DesJarlais also received an endorsement from Tea Party Nation, whose president, Judson Phillips, told the Examiner in a phone call that he wasn’t sure anyone could have taken away their endorsement of DesJarlais.
“He’s continued to do an excellent job of representing his constituents,” Phillips said, adding that the alternative, Tracy, was an establishment candidate who would have backed Big Government policies.
Phillips also noted that all of the scandals surrounding DesJarlais happened about a decade before he was elected to Congress, a sentiment echoed by other Republicans in Tennessee.
“This is the Bible Belt,” Rutherford County Republican Party Chairwoman Christy Sanford told Politico. “There’s a lot of grace. DesJarlais has come out and taken responsibility.”
DesJarlais ran with that theme Monday, saying he was grateful for the support of his constituents.
“I want to thank the people of Tennessee’s Fourth Congressional District for once again putting their faith in my ability to serve them; I promise I will never take that trust for granted,” DesJarlais said in a statement to supporters. “I am glad we can now come together as Republicans and start focusing on the general election in November.”
And DesJarlais isn’t the only Republican that doesn’t appear to be abandoned by the party for indiscretions.

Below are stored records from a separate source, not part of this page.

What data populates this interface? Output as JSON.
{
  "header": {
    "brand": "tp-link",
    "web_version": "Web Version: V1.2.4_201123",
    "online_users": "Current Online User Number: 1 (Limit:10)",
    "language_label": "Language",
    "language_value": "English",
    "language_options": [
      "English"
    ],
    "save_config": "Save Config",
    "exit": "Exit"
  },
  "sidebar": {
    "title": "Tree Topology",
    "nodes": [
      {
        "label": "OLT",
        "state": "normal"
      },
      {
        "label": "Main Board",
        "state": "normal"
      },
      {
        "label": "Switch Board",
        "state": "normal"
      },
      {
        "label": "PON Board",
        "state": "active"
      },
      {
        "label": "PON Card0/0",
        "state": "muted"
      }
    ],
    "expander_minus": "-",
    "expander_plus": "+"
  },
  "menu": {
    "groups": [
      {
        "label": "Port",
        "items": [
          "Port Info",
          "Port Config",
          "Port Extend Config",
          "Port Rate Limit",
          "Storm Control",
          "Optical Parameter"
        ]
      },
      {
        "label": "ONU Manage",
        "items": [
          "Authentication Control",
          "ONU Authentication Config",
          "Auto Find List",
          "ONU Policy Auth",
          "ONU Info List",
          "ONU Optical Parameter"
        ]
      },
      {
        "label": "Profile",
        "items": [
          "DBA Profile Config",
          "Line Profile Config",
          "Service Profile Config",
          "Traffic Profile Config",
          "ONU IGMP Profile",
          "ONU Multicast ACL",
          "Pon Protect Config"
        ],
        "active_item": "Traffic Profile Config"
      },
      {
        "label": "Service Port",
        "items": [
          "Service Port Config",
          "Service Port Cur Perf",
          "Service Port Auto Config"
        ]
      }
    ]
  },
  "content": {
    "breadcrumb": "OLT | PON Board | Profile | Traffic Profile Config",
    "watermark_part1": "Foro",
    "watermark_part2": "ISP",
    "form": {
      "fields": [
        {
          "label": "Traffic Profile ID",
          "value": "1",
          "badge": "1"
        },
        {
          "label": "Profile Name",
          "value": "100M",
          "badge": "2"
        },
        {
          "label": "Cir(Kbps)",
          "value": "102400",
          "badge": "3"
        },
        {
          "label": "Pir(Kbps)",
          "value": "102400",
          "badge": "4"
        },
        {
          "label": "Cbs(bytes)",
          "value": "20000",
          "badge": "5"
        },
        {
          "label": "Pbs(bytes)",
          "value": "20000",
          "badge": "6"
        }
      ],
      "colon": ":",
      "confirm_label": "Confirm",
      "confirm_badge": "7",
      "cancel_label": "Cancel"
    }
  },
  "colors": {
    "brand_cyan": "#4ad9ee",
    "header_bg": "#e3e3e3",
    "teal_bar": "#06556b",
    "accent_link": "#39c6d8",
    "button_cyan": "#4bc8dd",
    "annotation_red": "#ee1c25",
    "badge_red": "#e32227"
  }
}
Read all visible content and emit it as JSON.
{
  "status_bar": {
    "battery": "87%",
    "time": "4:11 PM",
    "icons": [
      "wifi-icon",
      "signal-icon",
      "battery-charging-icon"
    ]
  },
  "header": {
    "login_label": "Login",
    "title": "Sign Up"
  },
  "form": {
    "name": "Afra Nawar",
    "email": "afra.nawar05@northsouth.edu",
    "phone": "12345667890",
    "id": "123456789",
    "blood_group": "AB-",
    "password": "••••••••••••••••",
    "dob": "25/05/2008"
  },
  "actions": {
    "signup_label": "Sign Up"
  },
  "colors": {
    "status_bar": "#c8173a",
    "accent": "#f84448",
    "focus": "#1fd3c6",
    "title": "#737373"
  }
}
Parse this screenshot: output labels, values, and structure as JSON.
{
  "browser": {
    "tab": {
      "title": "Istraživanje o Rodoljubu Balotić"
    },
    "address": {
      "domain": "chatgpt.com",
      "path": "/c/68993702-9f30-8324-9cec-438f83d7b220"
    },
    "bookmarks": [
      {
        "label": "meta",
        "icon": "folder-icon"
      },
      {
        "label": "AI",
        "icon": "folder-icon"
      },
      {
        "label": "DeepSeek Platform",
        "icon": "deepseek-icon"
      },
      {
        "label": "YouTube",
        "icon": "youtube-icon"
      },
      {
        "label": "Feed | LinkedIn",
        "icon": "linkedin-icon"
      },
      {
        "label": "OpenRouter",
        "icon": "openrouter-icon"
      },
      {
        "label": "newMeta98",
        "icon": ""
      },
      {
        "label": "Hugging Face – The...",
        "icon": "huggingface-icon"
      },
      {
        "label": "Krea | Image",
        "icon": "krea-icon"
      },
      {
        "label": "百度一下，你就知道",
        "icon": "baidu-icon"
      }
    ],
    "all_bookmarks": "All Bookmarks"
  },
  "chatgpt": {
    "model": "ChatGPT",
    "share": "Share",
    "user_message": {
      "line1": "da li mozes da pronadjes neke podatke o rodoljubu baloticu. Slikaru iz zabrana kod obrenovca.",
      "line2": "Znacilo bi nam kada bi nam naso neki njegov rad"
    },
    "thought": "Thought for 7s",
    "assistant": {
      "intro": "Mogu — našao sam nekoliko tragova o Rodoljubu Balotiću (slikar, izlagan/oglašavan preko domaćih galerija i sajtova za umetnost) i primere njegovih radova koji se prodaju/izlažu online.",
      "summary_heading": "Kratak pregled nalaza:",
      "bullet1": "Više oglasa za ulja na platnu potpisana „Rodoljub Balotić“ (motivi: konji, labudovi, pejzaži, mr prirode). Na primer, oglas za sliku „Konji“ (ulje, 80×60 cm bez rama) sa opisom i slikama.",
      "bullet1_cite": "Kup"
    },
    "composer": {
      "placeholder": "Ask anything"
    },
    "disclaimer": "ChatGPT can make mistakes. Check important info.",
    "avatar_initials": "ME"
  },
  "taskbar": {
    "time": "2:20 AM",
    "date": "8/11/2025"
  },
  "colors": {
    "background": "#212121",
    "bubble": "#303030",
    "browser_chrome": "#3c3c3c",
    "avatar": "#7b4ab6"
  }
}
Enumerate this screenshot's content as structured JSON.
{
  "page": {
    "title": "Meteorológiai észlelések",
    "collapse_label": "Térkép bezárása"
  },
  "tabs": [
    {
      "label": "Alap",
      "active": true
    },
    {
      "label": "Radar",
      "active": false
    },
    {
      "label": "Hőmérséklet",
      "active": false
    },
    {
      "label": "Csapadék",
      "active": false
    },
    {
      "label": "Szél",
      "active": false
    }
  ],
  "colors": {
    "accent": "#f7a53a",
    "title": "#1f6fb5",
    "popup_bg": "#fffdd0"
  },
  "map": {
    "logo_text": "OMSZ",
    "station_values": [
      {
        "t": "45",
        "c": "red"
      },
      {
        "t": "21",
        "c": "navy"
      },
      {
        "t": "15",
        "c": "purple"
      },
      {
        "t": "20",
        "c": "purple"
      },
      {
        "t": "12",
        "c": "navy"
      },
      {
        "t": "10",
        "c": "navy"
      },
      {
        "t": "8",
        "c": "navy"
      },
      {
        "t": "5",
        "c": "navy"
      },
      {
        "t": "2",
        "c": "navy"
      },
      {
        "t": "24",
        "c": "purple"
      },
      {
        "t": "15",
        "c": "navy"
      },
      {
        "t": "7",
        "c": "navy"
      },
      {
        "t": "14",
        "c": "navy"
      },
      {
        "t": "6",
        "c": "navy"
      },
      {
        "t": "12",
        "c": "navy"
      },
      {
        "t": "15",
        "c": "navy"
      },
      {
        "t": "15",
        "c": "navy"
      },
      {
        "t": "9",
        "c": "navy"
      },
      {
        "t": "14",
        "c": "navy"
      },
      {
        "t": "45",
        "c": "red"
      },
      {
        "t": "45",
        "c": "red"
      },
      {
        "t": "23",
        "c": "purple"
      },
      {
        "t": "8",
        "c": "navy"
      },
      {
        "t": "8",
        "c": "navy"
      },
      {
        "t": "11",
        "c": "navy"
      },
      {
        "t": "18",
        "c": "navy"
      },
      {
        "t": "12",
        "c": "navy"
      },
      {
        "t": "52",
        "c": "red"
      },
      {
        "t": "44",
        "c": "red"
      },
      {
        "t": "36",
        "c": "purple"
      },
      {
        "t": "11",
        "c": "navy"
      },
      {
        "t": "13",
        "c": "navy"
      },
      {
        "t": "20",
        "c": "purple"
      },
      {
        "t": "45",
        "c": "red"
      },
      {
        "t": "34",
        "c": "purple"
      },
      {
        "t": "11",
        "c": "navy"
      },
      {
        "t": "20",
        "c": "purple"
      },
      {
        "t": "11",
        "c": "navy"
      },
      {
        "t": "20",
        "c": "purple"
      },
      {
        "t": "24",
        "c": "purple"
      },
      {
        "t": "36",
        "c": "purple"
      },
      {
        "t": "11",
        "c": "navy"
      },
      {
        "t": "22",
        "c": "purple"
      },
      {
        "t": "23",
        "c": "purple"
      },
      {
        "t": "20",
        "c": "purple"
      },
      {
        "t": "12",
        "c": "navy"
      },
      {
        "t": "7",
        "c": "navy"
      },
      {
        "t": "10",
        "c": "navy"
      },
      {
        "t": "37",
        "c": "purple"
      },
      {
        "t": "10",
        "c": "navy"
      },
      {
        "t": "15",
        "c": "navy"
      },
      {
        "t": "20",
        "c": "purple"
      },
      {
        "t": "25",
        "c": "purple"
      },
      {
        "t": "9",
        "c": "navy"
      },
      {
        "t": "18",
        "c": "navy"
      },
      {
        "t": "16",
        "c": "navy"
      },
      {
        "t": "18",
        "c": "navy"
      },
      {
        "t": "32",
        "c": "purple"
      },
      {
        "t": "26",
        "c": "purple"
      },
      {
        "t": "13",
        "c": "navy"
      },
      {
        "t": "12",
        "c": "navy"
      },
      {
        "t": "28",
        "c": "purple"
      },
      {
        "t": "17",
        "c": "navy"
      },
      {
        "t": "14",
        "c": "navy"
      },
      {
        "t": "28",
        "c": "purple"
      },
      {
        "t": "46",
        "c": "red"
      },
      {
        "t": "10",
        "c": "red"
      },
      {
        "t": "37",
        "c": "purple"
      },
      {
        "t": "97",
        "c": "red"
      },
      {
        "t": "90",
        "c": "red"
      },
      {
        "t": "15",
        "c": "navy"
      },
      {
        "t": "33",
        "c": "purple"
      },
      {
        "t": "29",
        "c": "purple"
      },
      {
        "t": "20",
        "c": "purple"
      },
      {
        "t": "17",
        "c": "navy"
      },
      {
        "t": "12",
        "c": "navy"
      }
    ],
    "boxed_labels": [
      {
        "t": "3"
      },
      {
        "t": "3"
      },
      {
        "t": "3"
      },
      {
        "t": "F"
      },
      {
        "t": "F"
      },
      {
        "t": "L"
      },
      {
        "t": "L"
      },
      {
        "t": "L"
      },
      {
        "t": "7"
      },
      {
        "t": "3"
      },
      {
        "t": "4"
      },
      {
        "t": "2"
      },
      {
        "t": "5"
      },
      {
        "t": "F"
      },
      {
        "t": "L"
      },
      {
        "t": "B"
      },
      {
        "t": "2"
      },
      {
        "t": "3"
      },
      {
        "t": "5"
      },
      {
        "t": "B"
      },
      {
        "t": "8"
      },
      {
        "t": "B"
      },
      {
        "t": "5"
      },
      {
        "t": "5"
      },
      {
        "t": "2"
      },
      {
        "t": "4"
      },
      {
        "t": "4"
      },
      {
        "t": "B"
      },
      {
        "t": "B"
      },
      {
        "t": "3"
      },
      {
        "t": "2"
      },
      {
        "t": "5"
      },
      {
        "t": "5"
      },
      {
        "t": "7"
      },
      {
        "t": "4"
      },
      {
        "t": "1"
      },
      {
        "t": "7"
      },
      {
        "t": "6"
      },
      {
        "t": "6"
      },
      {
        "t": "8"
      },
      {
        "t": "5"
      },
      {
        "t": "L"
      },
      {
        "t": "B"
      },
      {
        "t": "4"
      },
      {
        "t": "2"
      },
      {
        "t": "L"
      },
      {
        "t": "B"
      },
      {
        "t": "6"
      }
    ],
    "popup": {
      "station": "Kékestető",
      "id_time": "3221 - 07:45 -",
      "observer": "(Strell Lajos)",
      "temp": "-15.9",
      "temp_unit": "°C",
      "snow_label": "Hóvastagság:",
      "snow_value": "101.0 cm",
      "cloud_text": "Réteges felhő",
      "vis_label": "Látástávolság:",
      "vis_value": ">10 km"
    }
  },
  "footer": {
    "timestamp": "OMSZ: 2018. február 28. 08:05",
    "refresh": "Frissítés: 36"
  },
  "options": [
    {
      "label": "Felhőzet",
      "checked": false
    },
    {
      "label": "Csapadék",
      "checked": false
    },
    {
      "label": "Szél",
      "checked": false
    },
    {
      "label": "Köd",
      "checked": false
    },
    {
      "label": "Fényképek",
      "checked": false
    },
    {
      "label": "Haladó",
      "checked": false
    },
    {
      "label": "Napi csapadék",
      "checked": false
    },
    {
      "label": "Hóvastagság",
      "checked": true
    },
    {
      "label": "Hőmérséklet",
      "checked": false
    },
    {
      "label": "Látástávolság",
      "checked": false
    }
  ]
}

The “kissing congressman,” Rep. Vance McAllister of Louisiana, who was caught on camera in April making out with someone who was not his wife, is running for re-election and appears to be leading the polls.
Regardless of how these men perform in Congress, it will be impossible for any article to be written about them without mention of prior bad acts.
Note: Yes, I realize that Sen. David Vitter, R-La., is still in Congress. My list is about politicians who have committed bad acts since the GOP wave in 2010 or who have had their bad acts discovered (as is the case with DesJarlais) since 2010.